At present, according to official propaganda, the Russian army is fighting to liberate Donbas from Ukrainian nationalists and is defending Ukraine from genocide, just as the Soviet army liberated the Eastern European countries in WWII. With the launch of the Russian invasion of Ukraine, the Russian State Duma introduced a 15-year prison penalty for anyone disseminating news about the actions of the Russian army in Ukraine, which the Kremlin might consider “false” or “discrediting the armed forces of the Russian Federation”. For this reason, independent media outlets were forced to suspend their activity on Russian territory. Several activists and protesters were arrested for carrying anti-war banners.

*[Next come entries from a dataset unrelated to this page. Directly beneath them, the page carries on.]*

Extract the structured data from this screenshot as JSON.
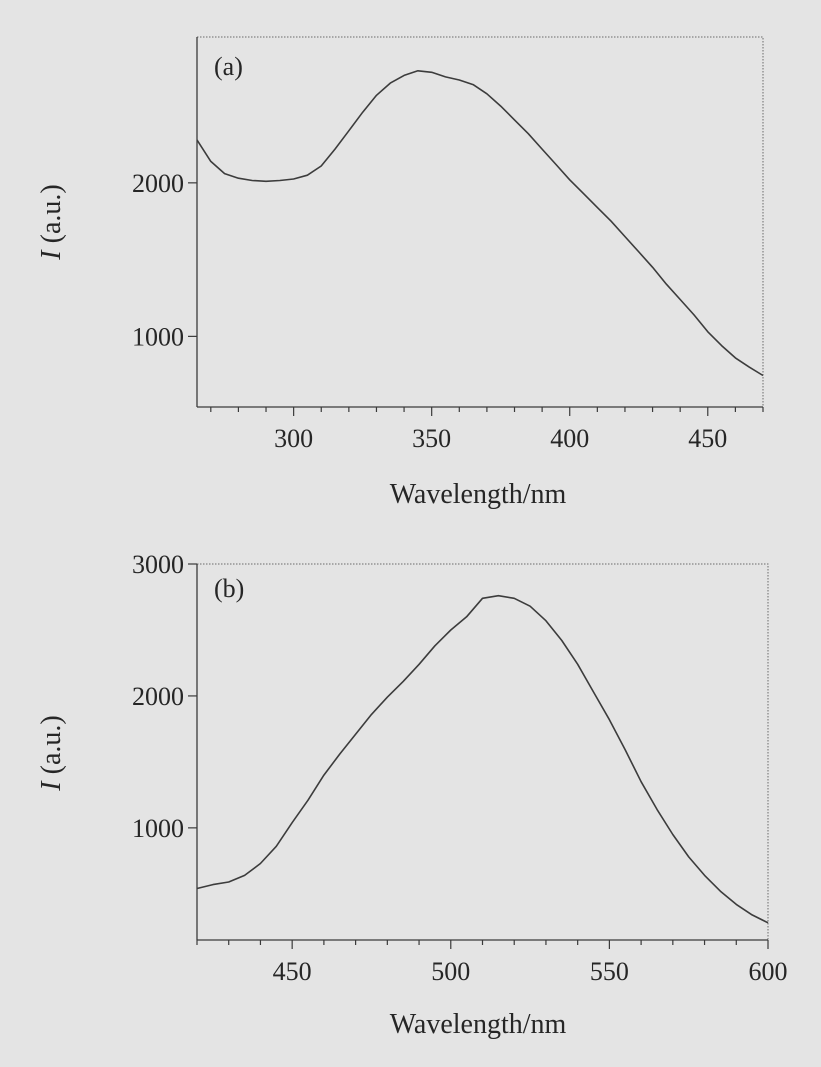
{
  "chart_data": [
    {
      "type": "line",
      "panel_label": "(a)",
      "xlabel": "Wavelength/nm",
      "ylabel_symbol": "I",
      "ylabel_unit": " (a.u.)",
      "xlim": [
        265,
        470
      ],
      "ylim": [
        540,
        2950
      ],
      "xticks": [
        300,
        350,
        400,
        450
      ],
      "yticks": [
        1000,
        2000
      ],
      "xminor_step": 10,
      "grid": false,
      "legend": "none",
      "series": [
        {
          "x": [
            265,
            270,
            275,
            280,
            285,
            290,
            295,
            300,
            305,
            310,
            315,
            320,
            325,
            330,
            335,
            340,
            345,
            350,
            355,
            360,
            365,
            370,
            375,
            380,
            385,
            390,
            395,
            400,
            405,
            410,
            415,
            420,
            425,
            430,
            435,
            440,
            445,
            450,
            455,
            460,
            465,
            470
          ],
          "y": [
            2280,
            2140,
            2060,
            2030,
            2015,
            2010,
            2015,
            2025,
            2050,
            2110,
            2220,
            2340,
            2460,
            2570,
            2650,
            2700,
            2730,
            2720,
            2690,
            2670,
            2640,
            2580,
            2500,
            2410,
            2320,
            2220,
            2120,
            2020,
            1930,
            1840,
            1750,
            1650,
            1550,
            1450,
            1340,
            1240,
            1140,
            1030,
            940,
            860,
            800,
            745
          ]
        }
      ]
    },
    {
      "type": "line",
      "panel_label": "(b)",
      "xlabel": "Wavelength/nm",
      "ylabel_symbol": "I",
      "ylabel_unit": " (a.u.)",
      "xlim": [
        420,
        600
      ],
      "ylim": [
        150,
        3000
      ],
      "xticks": [
        450,
        500,
        550,
        600
      ],
      "yticks": [
        1000,
        2000,
        3000
      ],
      "xminor_step": 10,
      "grid": false,
      "legend": "none",
      "series": [
        {
          "x": [
            420,
            425,
            430,
            435,
            440,
            445,
            450,
            455,
            460,
            465,
            470,
            475,
            480,
            485,
            490,
            495,
            500,
            505,
            510,
            515,
            520,
            525,
            530,
            535,
            540,
            545,
            550,
            555,
            560,
            565,
            570,
            575,
            580,
            585,
            590,
            595,
            600
          ],
          "y": [
            540,
            570,
            590,
            640,
            730,
            860,
            1040,
            1210,
            1400,
            1560,
            1710,
            1860,
            1990,
            2110,
            2240,
            2380,
            2500,
            2600,
            2740,
            2760,
            2740,
            2680,
            2570,
            2420,
            2240,
            2030,
            1820,
            1590,
            1350,
            1140,
            950,
            780,
            640,
            520,
            420,
            340,
            280
          ]
        }
      ]
    }
  ]
}
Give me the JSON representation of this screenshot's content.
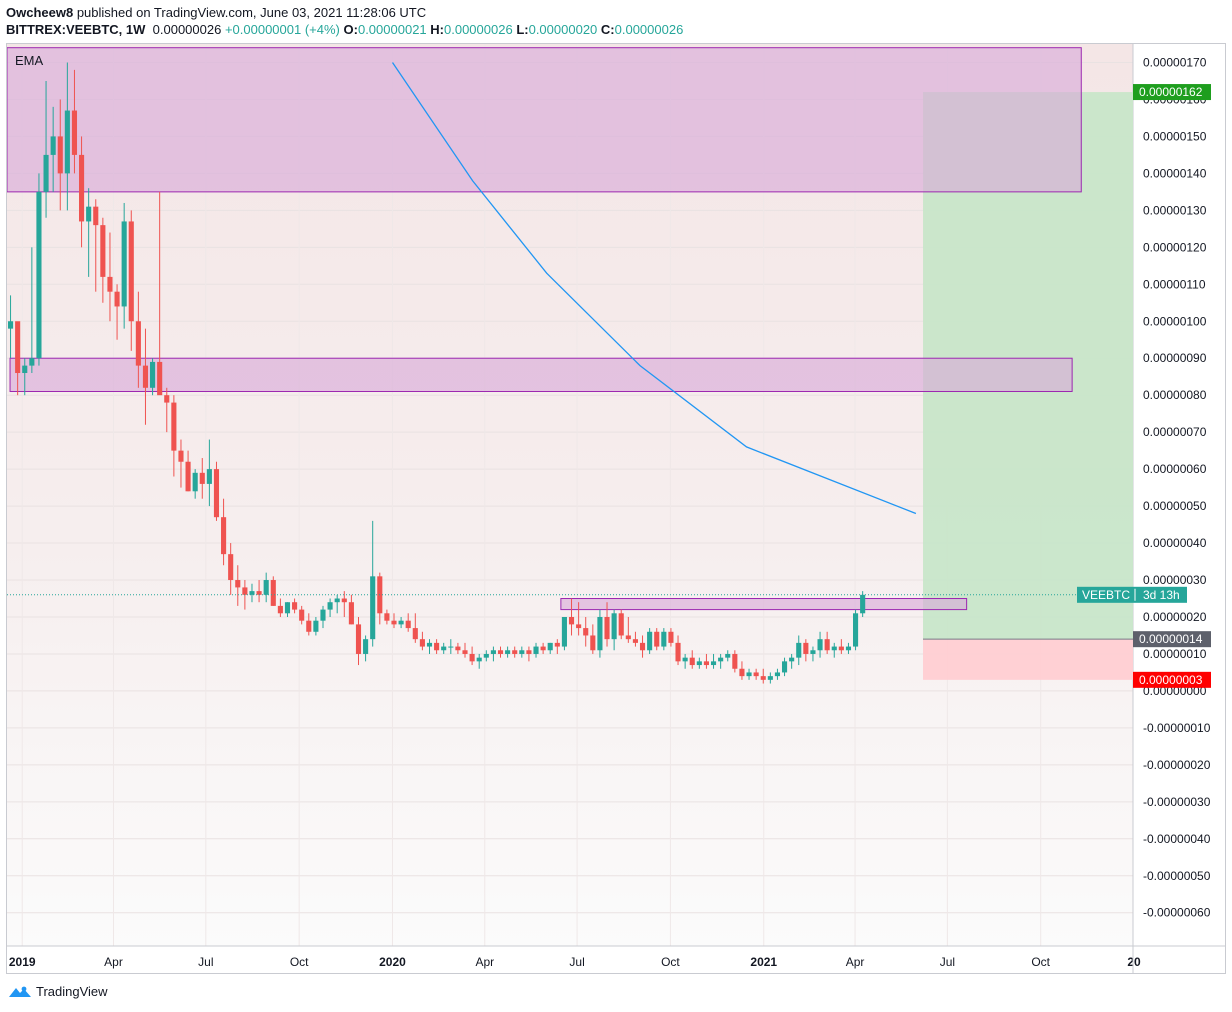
{
  "header": {
    "author": "Owcheew8",
    "published": "published on TradingView.com, June 03, 2021 11:28:06 UTC",
    "symbol": "BITTREX:VEEBTC, 1W",
    "last": "0.00000026",
    "change": "+0.00000001 (+4%)",
    "o_label": "O:",
    "o_value": "0.00000021",
    "h_label": "H:",
    "h_value": "0.00000026",
    "l_label": "L:",
    "l_value": "0.00000020",
    "c_label": "C:",
    "c_value": "0.00000026"
  },
  "indicator_label": "EMA",
  "footer": {
    "brand": "TradingView",
    "logo_icon": "tradingview-logo-icon"
  },
  "colors": {
    "up": "#26a69a",
    "down": "#ef5350",
    "ema": "#2196f3",
    "zone_fill": "#d9a9d9",
    "zone_border": "#9c27b0",
    "target_fill": "#c8e6c9",
    "stop_fill": "#ffcdd2",
    "target_badge": "#1e9e1e",
    "stop_badge": "#ff0000",
    "entry_badge": "#5d606b",
    "price_badge": "#26a69a"
  },
  "chart_data": {
    "type": "candlestick",
    "timeframe": "1W",
    "x_range": [
      "2018-12-17",
      "2021-12-31"
    ],
    "y_range": [
      -6.9e-07,
      1.75e-06
    ],
    "y_ticks": [
      "0.00000170",
      "0.00000160",
      "0.00000150",
      "0.00000140",
      "0.00000130",
      "0.00000120",
      "0.00000110",
      "0.00000100",
      "0.00000090",
      "0.00000080",
      "0.00000070",
      "0.00000060",
      "0.00000050",
      "0.00000040",
      "0.00000030",
      "0.00000020",
      "0.00000010",
      "0.00000000",
      "-0.00000010",
      "-0.00000020",
      "-0.00000030",
      "-0.00000040",
      "-0.00000050",
      "-0.00000060"
    ],
    "y_tick_values": [
      170,
      160,
      150,
      140,
      130,
      120,
      110,
      100,
      90,
      80,
      70,
      60,
      50,
      40,
      30,
      20,
      10,
      0,
      -10,
      -20,
      -30,
      -40,
      -50,
      -60
    ],
    "y_unit_scale": 1e-08,
    "x_ticks": [
      {
        "label": "2019",
        "date": "2019-01-01",
        "bold": true
      },
      {
        "label": "Apr",
        "date": "2019-04-01"
      },
      {
        "label": "Jul",
        "date": "2019-07-01"
      },
      {
        "label": "Oct",
        "date": "2019-10-01"
      },
      {
        "label": "2020",
        "date": "2020-01-01",
        "bold": true
      },
      {
        "label": "Apr",
        "date": "2020-04-01"
      },
      {
        "label": "Jul",
        "date": "2020-07-01"
      },
      {
        "label": "Oct",
        "date": "2020-10-01"
      },
      {
        "label": "2021",
        "date": "2021-01-01",
        "bold": true
      },
      {
        "label": "Apr",
        "date": "2021-04-01"
      },
      {
        "label": "Jul",
        "date": "2021-07-01"
      },
      {
        "label": "Oct",
        "date": "2021-10-01"
      },
      {
        "label": "20",
        "date": "2022-01-01",
        "bold": true
      }
    ],
    "candles_start": "2018-12-17",
    "candles_ohlc_1e-8": [
      [
        98,
        107,
        90,
        100
      ],
      [
        100,
        98,
        80,
        86
      ],
      [
        86,
        90,
        80,
        88
      ],
      [
        88,
        120,
        86,
        90
      ],
      [
        90,
        140,
        88,
        135
      ],
      [
        135,
        165,
        128,
        145
      ],
      [
        145,
        158,
        135,
        150
      ],
      [
        150,
        160,
        130,
        140
      ],
      [
        140,
        170,
        130,
        157
      ],
      [
        157,
        168,
        140,
        145
      ],
      [
        145,
        150,
        120,
        127
      ],
      [
        127,
        136,
        112,
        131
      ],
      [
        131,
        133,
        108,
        126
      ],
      [
        126,
        128,
        105,
        112
      ],
      [
        112,
        124,
        100,
        108
      ],
      [
        108,
        110,
        95,
        104
      ],
      [
        104,
        132,
        98,
        127
      ],
      [
        127,
        130,
        92,
        100
      ],
      [
        100,
        108,
        82,
        88
      ],
      [
        88,
        98,
        72,
        82
      ],
      [
        82,
        90,
        80,
        89
      ],
      [
        89,
        135,
        82,
        80
      ],
      [
        80,
        82,
        70,
        78
      ],
      [
        78,
        80,
        58,
        65
      ],
      [
        65,
        68,
        55,
        62
      ],
      [
        62,
        65,
        54,
        54
      ],
      [
        54,
        60,
        52,
        59
      ],
      [
        59,
        63,
        52,
        56
      ],
      [
        56,
        68,
        50,
        60
      ],
      [
        60,
        62,
        46,
        47
      ],
      [
        47,
        52,
        34,
        37
      ],
      [
        37,
        40,
        26,
        30
      ],
      [
        30,
        34,
        23,
        28
      ],
      [
        28,
        30,
        22,
        26
      ],
      [
        26,
        29,
        24,
        27
      ],
      [
        27,
        30,
        24,
        26
      ],
      [
        26,
        32,
        24,
        30
      ],
      [
        30,
        31,
        23,
        23
      ],
      [
        23,
        25,
        20,
        21
      ],
      [
        21,
        24,
        20,
        24
      ],
      [
        24,
        25,
        21,
        22
      ],
      [
        22,
        23,
        18,
        19
      ],
      [
        19,
        21,
        15,
        16
      ],
      [
        16,
        20,
        15,
        19
      ],
      [
        19,
        23,
        17,
        22
      ],
      [
        22,
        25,
        20,
        24
      ],
      [
        24,
        26,
        21,
        25
      ],
      [
        25,
        27,
        20,
        24
      ],
      [
        24,
        26,
        18,
        18
      ],
      [
        18,
        20,
        7,
        10
      ],
      [
        10,
        15,
        8,
        14
      ],
      [
        14,
        46,
        12,
        31
      ],
      [
        31,
        32,
        18,
        21
      ],
      [
        21,
        22,
        18,
        19
      ],
      [
        19,
        21,
        17,
        18
      ],
      [
        18,
        20,
        17,
        19
      ],
      [
        19,
        21,
        16,
        17
      ],
      [
        17,
        21,
        13,
        14
      ],
      [
        14,
        16,
        11,
        12
      ],
      [
        12,
        14,
        10,
        13
      ],
      [
        13,
        14,
        10,
        11
      ],
      [
        11,
        13,
        10,
        12
      ],
      [
        12,
        14,
        10,
        12
      ],
      [
        12,
        13,
        10,
        11
      ],
      [
        11,
        13,
        9,
        10
      ],
      [
        10,
        12,
        7,
        8
      ],
      [
        8,
        10,
        6,
        9
      ],
      [
        9,
        11,
        8,
        10
      ],
      [
        10,
        12,
        8,
        11
      ],
      [
        11,
        12,
        9,
        10
      ],
      [
        10,
        12,
        9,
        11
      ],
      [
        11,
        12,
        9,
        10
      ],
      [
        10,
        12,
        9,
        11
      ],
      [
        11,
        12,
        8,
        10
      ],
      [
        10,
        13,
        9,
        12
      ],
      [
        12,
        13,
        10,
        11
      ],
      [
        11,
        13,
        10,
        13
      ],
      [
        13,
        14,
        10,
        12
      ],
      [
        12,
        15,
        11,
        20
      ],
      [
        20,
        25,
        15,
        18
      ],
      [
        18,
        24,
        15,
        17
      ],
      [
        17,
        20,
        12,
        15
      ],
      [
        15,
        18,
        10,
        11
      ],
      [
        11,
        22,
        9,
        20
      ],
      [
        20,
        24,
        12,
        14
      ],
      [
        14,
        22,
        11,
        21
      ],
      [
        21,
        22,
        14,
        15
      ],
      [
        15,
        20,
        13,
        14
      ],
      [
        14,
        16,
        12,
        13
      ],
      [
        13,
        15,
        9,
        11
      ],
      [
        11,
        17,
        10,
        16
      ],
      [
        16,
        17,
        11,
        12
      ],
      [
        12,
        17,
        11,
        16
      ],
      [
        16,
        17,
        12,
        13
      ],
      [
        13,
        15,
        7,
        8
      ],
      [
        8,
        10,
        6,
        9
      ],
      [
        9,
        11,
        6,
        7
      ],
      [
        7,
        9,
        6,
        8
      ],
      [
        8,
        10,
        6,
        7
      ],
      [
        7,
        10,
        6,
        8
      ],
      [
        8,
        10,
        6,
        9
      ],
      [
        9,
        11,
        8,
        10
      ],
      [
        10,
        11,
        5,
        6
      ],
      [
        6,
        8,
        3,
        4
      ],
      [
        4,
        6,
        3,
        5
      ],
      [
        5,
        6,
        3,
        4
      ],
      [
        4,
        6,
        2,
        3
      ],
      [
        3,
        5,
        2,
        4
      ],
      [
        4,
        6,
        3,
        5
      ],
      [
        5,
        9,
        4,
        8
      ],
      [
        8,
        10,
        6,
        9
      ],
      [
        9,
        15,
        7,
        13
      ],
      [
        13,
        14,
        8,
        10
      ],
      [
        10,
        12,
        8,
        11
      ],
      [
        11,
        16,
        9,
        14
      ],
      [
        14,
        16,
        10,
        11
      ],
      [
        11,
        13,
        9,
        12
      ],
      [
        12,
        14,
        10,
        11
      ],
      [
        11,
        13,
        10,
        12
      ],
      [
        12,
        22,
        11,
        21
      ],
      [
        21,
        27,
        20,
        26
      ]
    ],
    "ema_curve": [
      {
        "date": "2020-01-01",
        "value": 1.7e-06
      },
      {
        "date": "2020-03-20",
        "value": 1.38e-06
      },
      {
        "date": "2020-06-01",
        "value": 1.13e-06
      },
      {
        "date": "2020-09-01",
        "value": 8.8e-07
      },
      {
        "date": "2020-12-15",
        "value": 6.6e-07
      },
      {
        "date": "2021-05-31",
        "value": 4.8e-07
      }
    ],
    "zones": [
      {
        "name": "upper-supply-zone",
        "start": "2018-12-17",
        "end": "2021-11-10",
        "top": 1.74e-06,
        "bottom": 1.35e-06
      },
      {
        "name": "middle-zone",
        "start": "2018-12-20",
        "end": "2021-11-01",
        "top": 9e-07,
        "bottom": 8.1e-07
      },
      {
        "name": "breakout-zone",
        "start": "2020-06-15",
        "end": "2021-07-20",
        "top": 2.5e-07,
        "bottom": 2.2e-07
      }
    ],
    "position": {
      "start": "2021-06-07",
      "end": "2021-12-31",
      "target": 1.62e-06,
      "entry": 1.4e-07,
      "stop": 3e-08,
      "target_label": "0.00000162",
      "entry_label": "0.00000014",
      "stop_label": "0.00000003"
    },
    "current_price": 2.6e-07,
    "symbol_badge": "VEEBTC",
    "countdown": "3d 13h"
  }
}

The myth of the brotherhood of people
Another myth of Soviet propaganda, that of the brotherhood of Soviet people, fostered the idea of a unity between the fifteen former “sister republics”. A much closer bond united the Slavic people of Russia, Belarus and Ukraine, who shared the same language, culture and literature. Ever since the summer of 2021, Vladimir Putin wrote about “the historical unity of Russians and Ukrainians”. Distorting historical events and present half-truths, Putin tried to prove Ukrainians and Russians are one and the same people. Putin continued to advocate the image of the Great Russian people, a nation made up of Great Russians, Little Russians and White Russians. On a number of occasions, Putin said Ukraine is an artificial state created by Lenin, or the result of the Belovezh Accords that formally acknowledged the collapse of the USSR. By invading Ukraine in what the Kremlin describes as “a special military operation” designed to “demilitarize and denazify” this country, Putin in fact seeks to destroy the Ukrainian people. His methods could be seen by the whole world in those areas temporarily controlled by the Russians. The Russian invasion of March, the bombing of Ukrainian cities, the massacring of civilians, the occupation of Eastern Ukrainian territories in 2014, the annexation of Crimea, all of these actions have however created a deep rupture in the relation between the two Slavic peoples that share a common past in the Kyivan Rus’, one that will take a very long time to restore. By repeatedly attacking Ukraine, Putin got the reverse of what he was hoping to achieve: a consolidated Ukrainian identity and the hostility of the Ukrainian people.